Una chicca per grandi e bambini avvinti nell’ammirare con stupore le marionette della Compagnia Carlo Colla & Figli (un tesoro prezioso ereditato da un passato glorioso di cui godere e da tramandare) che dopo sessant’anni di assenza riporta fino al 17 settembre 2017 nel mitico Teatro Gerolamo in Piazza Beccaria – teatro storico della Compagnia fino al 1957 riaperto lo scorso ottobre dopo un accurato restauro – ‘La vecchia Dorotea’ (originariamente ‘La giocatrice del lotto’), una piccola e preziosa opera d’arte, anzi un classico del patrimonio drammaturgico proprio del teatro marionettistico italiano e milanese.
La commedia ispirata a un fatto di cronaca realmente accaduto nella Milano dell’Ottocento mostra come il teatro delle marionette nel passato abbia una funzione non solo di divertimento, ma anche di informazione su eventi di cronaca, politica… nei piccoli e grandi centri anche per il fatto che il basso livello di alfabetizzazione non consente di informarsi attraverso la lettura.
Proprio accanto al Teatro Gerolamo in Piazza Beccaria si trova all’epoca il Verziere (dal latino viridarium, orto, giardino, da viridia, verza che a Milano altro non è che il cavolo), luogo in cui si tiene il mercato della frutta e verdura (l’antenato del mercato dell’Ortofrutta) – come ben mostrano le accurate e fascinosissime scenografie dello spettacolo – che negli ultimi tre secoli ha cambiato ubicazione cinque volte.
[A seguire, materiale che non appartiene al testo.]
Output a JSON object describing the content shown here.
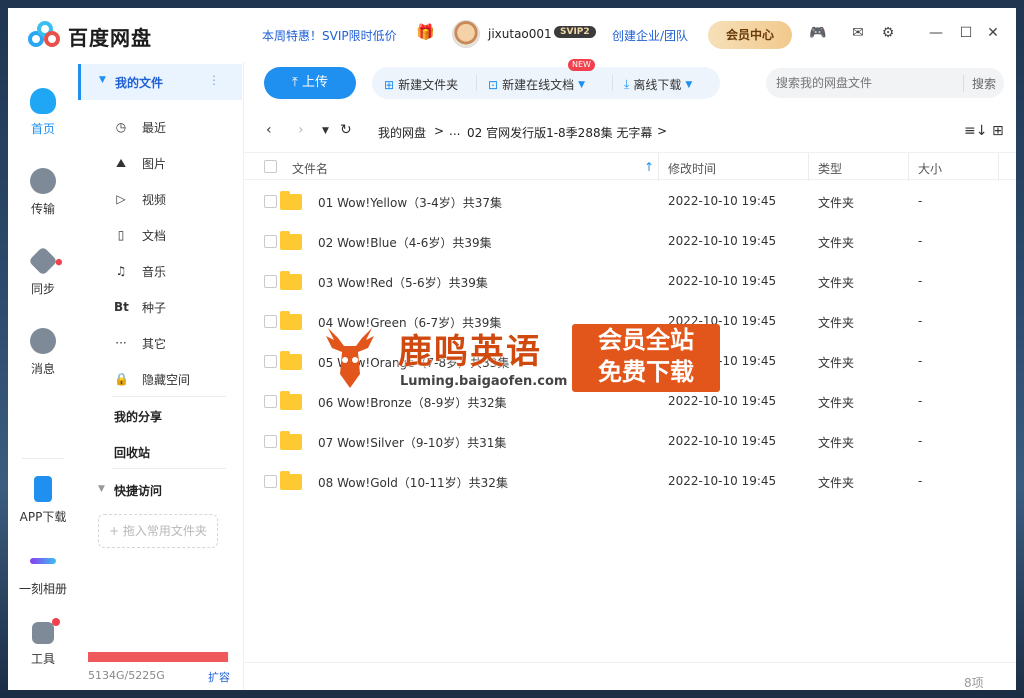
{
  "app": {
    "name": "百度网盘",
    "promo": "本周特惠！SVIP限时低价",
    "username": "jixutao001",
    "svip_badge": "SVIP2",
    "enterprise": "创建企业/团队",
    "vip_center": "会员中心"
  },
  "rail": {
    "home": "首页",
    "transfer": "传输",
    "sync": "同步",
    "message": "消息",
    "app_download": "APP下载",
    "album": "一刻相册",
    "tools": "工具"
  },
  "sidebar": {
    "my_files": "我的文件",
    "items": [
      "最近",
      "图片",
      "视频",
      "文档",
      "音乐",
      "种子",
      "其它",
      "隐藏空间"
    ],
    "my_share": "我的分享",
    "recycle": "回收站",
    "quick_access": "快捷访问",
    "drop_hint": "+ 拖入常用文件夹",
    "storage_text": "5134G/5225G",
    "storage_fraction": 0.983,
    "expand": "扩容"
  },
  "toolbar": {
    "upload": "上传",
    "new_folder": "新建文件夹",
    "new_doc": "新建在线文档",
    "new_badge": "NEW",
    "offline": "离线下载",
    "search_placeholder": "搜索我的网盘文件",
    "search_btn": "搜索"
  },
  "breadcrumb": {
    "root": "我的网盘",
    "sep": ">",
    "ellipsis": "...",
    "current": "02 官网发行版1-8季288集 无字幕"
  },
  "table": {
    "headers": [
      "文件名",
      "修改时间",
      "类型",
      "大小"
    ],
    "rows": [
      {
        "name": "01 Wow!Yellow（3-4岁）共37集",
        "time": "2022-10-10 19:45",
        "type": "文件夹",
        "size": "-"
      },
      {
        "name": "02 Wow!Blue（4-6岁）共39集",
        "time": "2022-10-10 19:45",
        "type": "文件夹",
        "size": "-"
      },
      {
        "name": "03 Wow!Red（5-6岁）共39集",
        "time": "2022-10-10 19:45",
        "type": "文件夹",
        "size": "-"
      },
      {
        "name": "04 Wow!Green（6-7岁）共39集",
        "time": "2022-10-10 19:45",
        "type": "文件夹",
        "size": "-"
      },
      {
        "name": "05 Wow!Orange（7-8岁）共33集",
        "time": "2022-10-10 19:45",
        "type": "文件夹",
        "size": "-"
      },
      {
        "name": "06 Wow!Bronze（8-9岁）共32集",
        "time": "2022-10-10 19:45",
        "type": "文件夹",
        "size": "-"
      },
      {
        "name": "07 Wow!Silver（9-10岁）共31集",
        "time": "2022-10-10 19:45",
        "type": "文件夹",
        "size": "-"
      },
      {
        "name": "08 Wow!Gold（10-11岁）共32集",
        "time": "2022-10-10 19:45",
        "type": "文件夹",
        "size": "-"
      }
    ],
    "count": "8项"
  },
  "watermark": {
    "title": "鹿鸣英语",
    "url": "Luming.baigaofen.com",
    "box_line1": "会员全站",
    "box_line2": "免费下载"
  },
  "colors": {
    "accent": "#1f8ff0",
    "link": "#1f5fd8",
    "folder": "#ffc933",
    "storage": "#f0595b",
    "watermark": "#e2561b"
  }
}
Intorno gravita un quartiere popolare con case di ringhiera, caffè frequentati da ligera, giovani sbandati i quali campano di truffe che vanno a buon segno quando incontrano persone ingenue, deboli, credulone e chiacchierone.
La nostra protagonista Dorotea ha il debole del gioco del lotto nel quale ha sperperato parecchio denaro per cui si è impegnata con promessa formale a non giocare mai più chiamando in causa nientemeno che il diavolo… ma le promesse dei giocatori sono come le bugie, hanno le gambe corte… soprattutto se la tentazione viene da un sogno premonitore… che se diventa realtà rischia di farla cadere nelle grinfie di un ligera il cui compare a sua volta sta ordendo un inganno più sottile nei confronti di una giovane e onesta fanciulla.
Deus ex machina della situazione è Gerolamo – maschera piemontese, figlia della Commedia dell’Arte pregoldoniana, comparsa a Milano a fine ‘700 grazie al marionettista piemontese Giuseppe Fiando e successivamente esaltata dalla Carlo Colla & Figli – che scalzato il collega Meneghino diviene a tal punto popolare tra i Milanesi che il Teatro delle marionette di Piazza Beccaria nato come Teatro Fiando assume il suo nome. Singolare personaggio dalla livrea rosso scura di taglio settecentesco profilata di rosso chiaro con cravatta bianca annodata, Gerolamo si fa amare per essere onesto, corretto, astuto e per la lingua piemontese che ricorda ai milanesi una terra libera e indipendente e rappresenta il trionfo dell’onesto buon senso capace di sciogliere i nodi più contorti della cattiva indole dell’uomo.
All’epoca i Milanesi sono molto amanti delle marionette per cui esistono numerosi teatri (pubblici e privati di aristocratici e ricchi borghesi) delle marionette, genere prediletto da tutte le classi sociali tanto che in un quadro di Angelo Inganni con Piazza Duomo sul lato della Loggia dei Mercanti si vede la plancia – come sono chiamate allora le locandine illustrate degli spettacoli marionettistici – di uno spettacolo del Teatro Fiando detto Gerolamo.
Un lavoro di grande fascino che rapisce e sa convincere sul clima dell’epoca che in fondo non è poi così diverso da quello odierno con scenette esilaranti come quella dell’intervento della forza pubblica con tre gendarmi di stampo austro-ungarico che sembrano la traduzione in scena della celebre poesia Sant’Ambrogio, in cui con sagace ironia e infiammato animo risorgimentale il poeta toscano Giuseppe Giusti (1809-1850) irride il rigore dell’invasore, o l’anticipazione delle odierne ironiche barzellette su alcuni rami delle forze dell’Ordine.